Do-it-yourself solar system

Online game challenges players with orbital physics

CRASH COURSE  SuperPlanetCrash is an online solar system simulator, set up as a game, that employs the same computer code researchers use to find exoplanets.

Superplanetcrash

If you’ve always wanted to build your own solar system, roll up your sleeves — it’s time to see what you’ve got. SuperPlanetCrash is an online solar system simulator, set up as a game. The goal is to plop planets around a star and keep them orbiting for 500 years. Seems simple enough, but gravity is a formidable opponent. Each planet or star adds to the gravitational tug-of-war with every other body. Get the balance wrong, and planets crash together or are flung into interstellar space.

The game, created by astronomer Stefano Meschiari of the University of Texas at Austin, simulates the movements of planets and stars using the same computer code that researchers use to find exoplanets. Points are awarded for how numerous, how massive and how crowded players make their planetary fiefdoms. Earn bonus points for keeping things stable in the central star’s habitable zone, the temperate region suitable for liquid water.

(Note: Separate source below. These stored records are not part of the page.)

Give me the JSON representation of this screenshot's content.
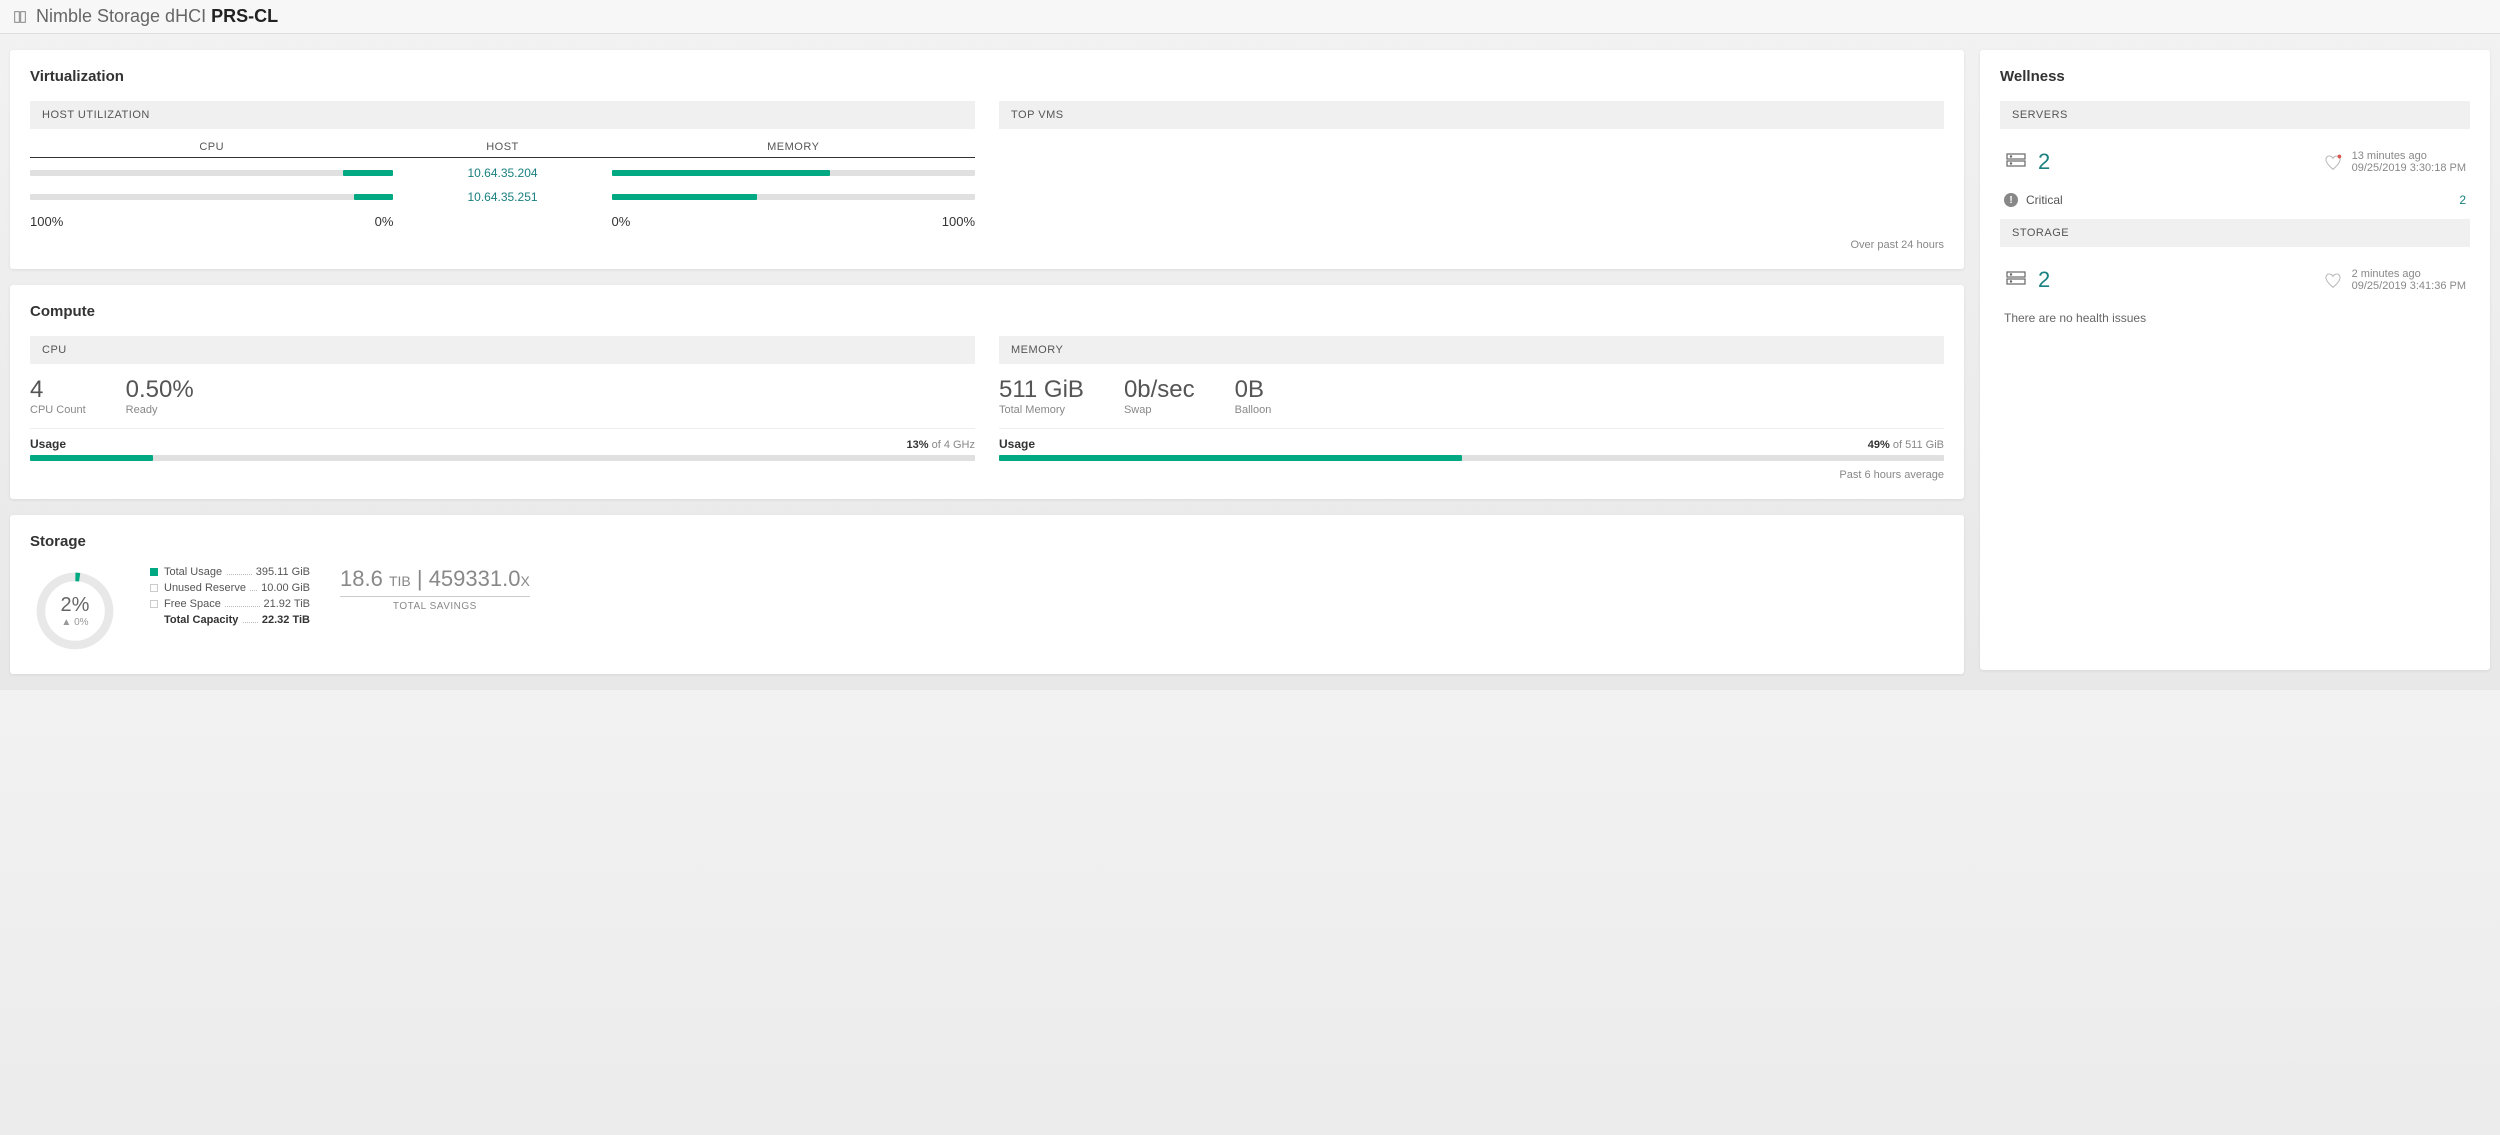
{
  "header": {
    "product": "Nimble Storage dHCI",
    "instance": "PRS-CL"
  },
  "virtualization": {
    "title": "Virtualization",
    "host_util_label": "HOST UTILIZATION",
    "top_vms_label": "TOP VMS",
    "columns": {
      "cpu": "CPU",
      "host": "HOST",
      "memory": "MEMORY"
    },
    "hosts": [
      {
        "host": "10.64.35.204",
        "cpu_pct": 14,
        "mem_pct": 60
      },
      {
        "host": "10.64.35.251",
        "cpu_pct": 11,
        "mem_pct": 40
      }
    ],
    "scale": {
      "cpu_left": "100%",
      "cpu_right": "0%",
      "mem_left": "0%",
      "mem_right": "100%"
    },
    "footnote": "Over past 24 hours"
  },
  "compute": {
    "title": "Compute",
    "cpu": {
      "label": "CPU",
      "count_val": "4",
      "count_lab": "CPU Count",
      "ready_val": "0.50%",
      "ready_lab": "Ready",
      "usage_label": "Usage",
      "usage_pct": 13,
      "usage_pct_text": "13%",
      "usage_of": " of 4 GHz"
    },
    "memory": {
      "label": "MEMORY",
      "total_val": "511 GiB",
      "total_lab": "Total Memory",
      "swap_val": "0b/sec",
      "swap_lab": "Swap",
      "balloon_val": "0B",
      "balloon_lab": "Balloon",
      "usage_label": "Usage",
      "usage_pct": 49,
      "usage_pct_text": "49%",
      "usage_of": " of 511 GiB"
    },
    "footnote": "Past 6 hours average"
  },
  "storage": {
    "title": "Storage",
    "donut_pct": "2%",
    "donut_delta": "▲ 0%",
    "legend": [
      {
        "label": "Total Usage",
        "value": "395.11 GiB",
        "color": "#01a982"
      },
      {
        "label": "Unused Reserve",
        "value": "10.00 GiB",
        "color": "#ffffff"
      },
      {
        "label": "Free Space",
        "value": "21.92 TiB",
        "color": "#ffffff"
      }
    ],
    "total_capacity_label": "Total Capacity",
    "total_capacity_value": "22.32 TiB",
    "savings_value": "18.6",
    "savings_unit": "TIB",
    "savings_sep": " | ",
    "savings_ratio": "459331.0",
    "savings_x": "X",
    "savings_label": "TOTAL SAVINGS"
  },
  "wellness": {
    "title": "Wellness",
    "servers": {
      "label": "SERVERS",
      "count": "2",
      "ago": "13 minutes ago",
      "timestamp": "09/25/2019 3:30:18 PM",
      "critical_label": "Critical",
      "critical_count": "2"
    },
    "storage": {
      "label": "STORAGE",
      "count": "2",
      "ago": "2 minutes ago",
      "timestamp": "09/25/2019 3:41:36 PM",
      "no_issues": "There are no health issues"
    }
  },
  "chart_data": [
    {
      "type": "bar",
      "title": "Host Utilization",
      "orientation": "horizontal",
      "categories": [
        "10.64.35.204",
        "10.64.35.251"
      ],
      "series": [
        {
          "name": "CPU %",
          "values": [
            14,
            11
          ]
        },
        {
          "name": "Memory %",
          "values": [
            60,
            40
          ]
        }
      ],
      "xlim": [
        0,
        100
      ]
    },
    {
      "type": "bar",
      "title": "Compute CPU Usage",
      "categories": [
        "CPU Usage"
      ],
      "values": [
        13
      ],
      "ylabel": "% of 4 GHz",
      "ylim": [
        0,
        100
      ]
    },
    {
      "type": "bar",
      "title": "Compute Memory Usage",
      "categories": [
        "Memory Usage"
      ],
      "values": [
        49
      ],
      "ylabel": "% of 511 GiB",
      "ylim": [
        0,
        100
      ]
    },
    {
      "type": "pie",
      "title": "Storage Capacity",
      "categories": [
        "Total Usage (GiB)",
        "Unused Reserve (GiB)",
        "Free Space (TiB→GiB)"
      ],
      "values": [
        395.11,
        10.0,
        22446.08
      ],
      "annotations": [
        "2% used",
        "Total Capacity 22.32 TiB"
      ]
    }
  ]
}
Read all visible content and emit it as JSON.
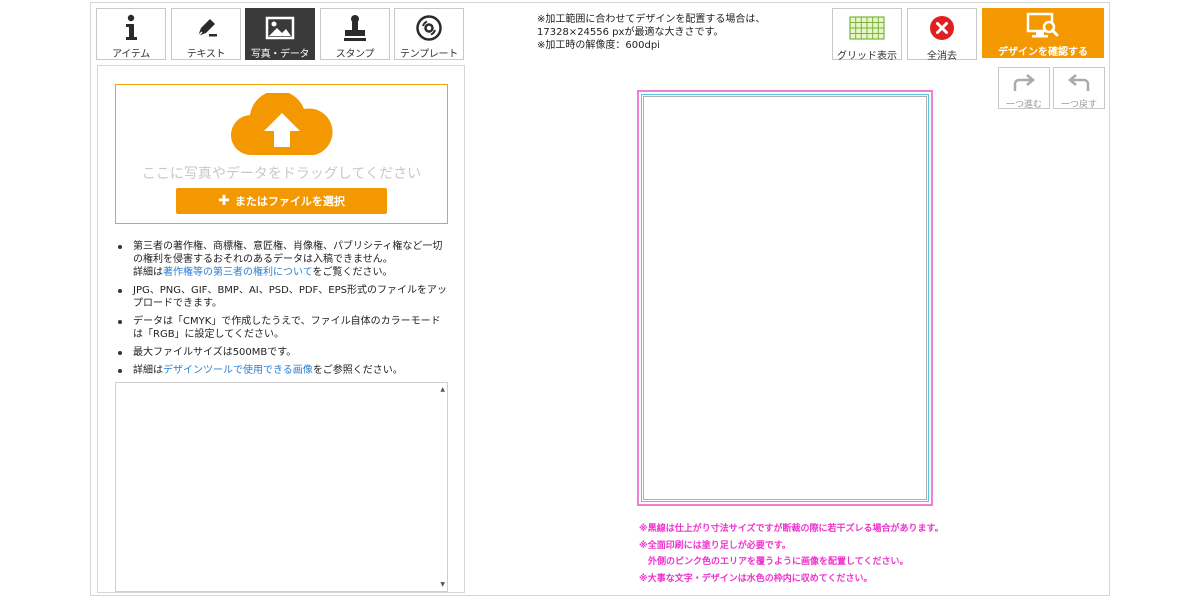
{
  "tabs": [
    {
      "label": "アイテム",
      "icon": "info-icon",
      "active": false
    },
    {
      "label": "テキスト",
      "icon": "pen-icon",
      "active": false
    },
    {
      "label": "写真・データ",
      "icon": "image-icon",
      "active": true
    },
    {
      "label": "スタンプ",
      "icon": "stamp-icon",
      "active": false
    },
    {
      "label": "テンプレート",
      "icon": "disc-icon",
      "active": false
    }
  ],
  "info": {
    "line1": "※加工範囲に合わせてデザインを配置する場合は、",
    "line2": "17328×24556 pxが最適な大きさです。",
    "line3": "※加工時の解像度：600dpi"
  },
  "toolbar": {
    "grid_label": "グリッド表示",
    "clear_label": "全消去",
    "confirm_label": "デザインを確認する",
    "redo_label": "一つ進む",
    "undo_label": "一つ戻す"
  },
  "upload": {
    "drop_hint": "ここに写真やデータをドラッグしてください",
    "select_label": "またはファイルを選択"
  },
  "notes": {
    "n1_text": "第三者の著作権、商標権、意匠権、肖像権、パブリシティ権など一切の権利を侵害するおそれのあるデータは入稿できません。",
    "n1_detail_prefix": "詳細は",
    "n1_link": "著作権等の第三者の権利について",
    "n1_suffix": "をご覧ください。",
    "n2": "JPG、PNG、GIF、BMP、AI、PSD、PDF、EPS形式のファイルをアップロードできます。",
    "n3": "データは「CMYK」で作成したうえで、ファイル自体のカラーモードは「RGB」に設定してください。",
    "n4": "最大ファイルサイズは500MBです。",
    "n5_prefix": "詳細は",
    "n5_link": "デザインツールで使用できる画像",
    "n5_suffix": "をご参照ください。"
  },
  "warnings": {
    "w1": "※黒線は仕上がり寸法サイズですが断裁の際に若干ズレる場合があります。",
    "w2": "※全面印刷には塗り足しが必要です。",
    "w3": "　外側のピンク色のエリアを覆うように画像を配置してください。",
    "w4": "※大事な文字・デザインは水色の枠内に収めてください。"
  },
  "colors": {
    "accent": "#f39800",
    "bleed": "#f080d0",
    "safe": "#55c8e8",
    "warning_text": "#ee33cc",
    "link": "#2a7fd4"
  }
}
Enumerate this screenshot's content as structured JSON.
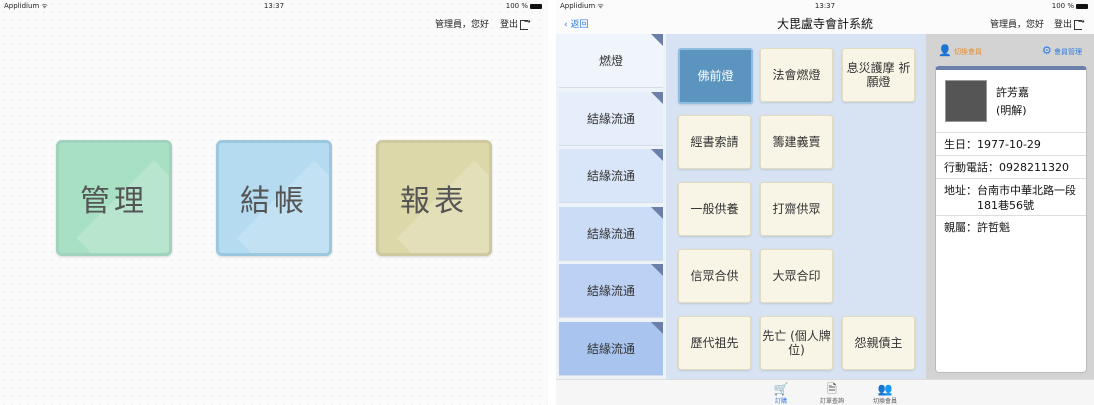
{
  "left_screen": {
    "status": {
      "carrier": "Applidium ᯤ",
      "time": "13:37",
      "battery": "100 %"
    },
    "user_text": "管理員，您好",
    "logout_label": "登出",
    "tiles": [
      {
        "label": "管理",
        "bg": "#a8e0c4",
        "border": "#9fd3bd"
      },
      {
        "label": "結帳",
        "bg": "#b5dbf0",
        "border": "#9cc8df"
      },
      {
        "label": "報表",
        "bg": "#ddd8aa",
        "border": "#cfc9a0"
      }
    ]
  },
  "right_screen": {
    "status": {
      "carrier": "Applidium ᯤ",
      "time": "13:37",
      "battery": "100 %"
    },
    "nav": {
      "back": "返回",
      "title": "大毘盧寺會計系統",
      "user_text": "管理員，您好",
      "logout_label": "登出"
    },
    "sidebar": [
      {
        "label": "燃燈",
        "bg": "#f0f5fc"
      },
      {
        "label": "結緣流通",
        "bg": "#e6eefb"
      },
      {
        "label": "結緣流通",
        "bg": "#d9e6f9"
      },
      {
        "label": "結緣流通",
        "bg": "#cbdcf6"
      },
      {
        "label": "結緣流通",
        "bg": "#bcd1f3"
      },
      {
        "label": "結緣流通",
        "bg": "#a9c4ef"
      }
    ],
    "grid_buttons": [
      {
        "label": "佛前燈",
        "active": true
      },
      {
        "label": "法會燃燈"
      },
      {
        "label": "息災護摩 祈願燈"
      },
      {
        "label": "經書索請"
      },
      {
        "label": "籌建義賣"
      },
      {
        "label": "一般供養"
      },
      {
        "label": "打齋供眾"
      },
      {
        "label": "信眾合供"
      },
      {
        "label": "大眾合印"
      },
      {
        "label": "歷代祖先"
      },
      {
        "label": "先亡 (個人牌位)"
      },
      {
        "label": "怨親債主"
      }
    ],
    "panel": {
      "switch_member": "切換會員",
      "member_manage": "會員管理",
      "name": "許芳嘉",
      "dharma_name": "(明解)",
      "birthday": "生日：1977-10-29",
      "phone": "行動電話：0928211320",
      "address_line1": "地址：台南市中華北路一段",
      "address_line2": "181巷56號",
      "relatives": "親屬：許哲魁"
    },
    "tabbar": [
      {
        "label": "訂購",
        "icon": "cart-icon"
      },
      {
        "label": "訂單查詢",
        "icon": "document-icon"
      },
      {
        "label": "切換會員",
        "icon": "users-icon"
      }
    ]
  }
}
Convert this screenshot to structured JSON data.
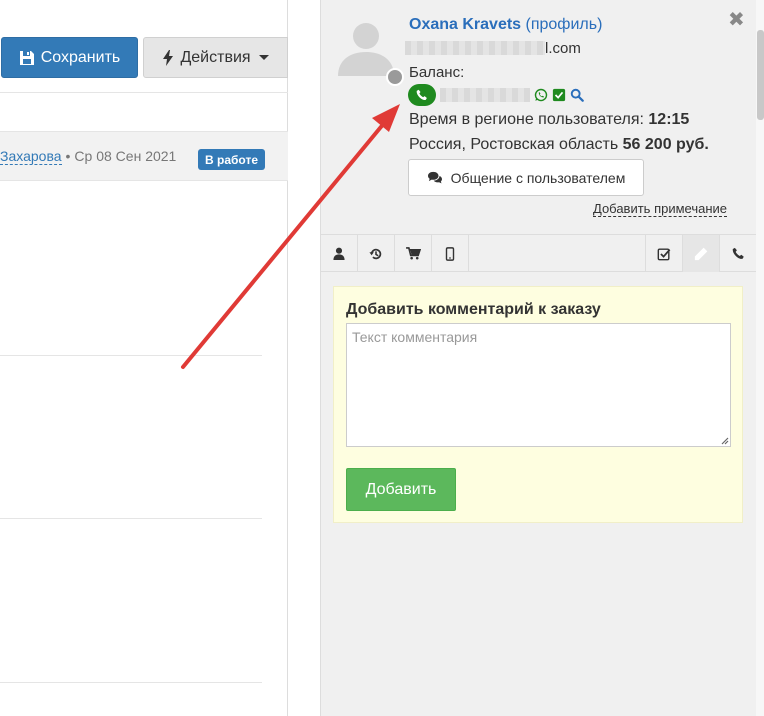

Coming up with bizarre arrangements can be a lot of fun. Wonder how long an ice giant would last between two dwarf stars? Or if 11 super-Earths can squeeze into one habitable zone? For an extra challenge, see if you can get a planet to go counterclockwise. Win or lose, SuperPlanetCrash is the planetary sandbox you’ve been waiting for.  

Christopher Crockett is an Associate News Editor. He was formerly the astronomy writer from 2014 to 2017, and he has a Ph.D. in astronomy from the University of California, Los Angeles.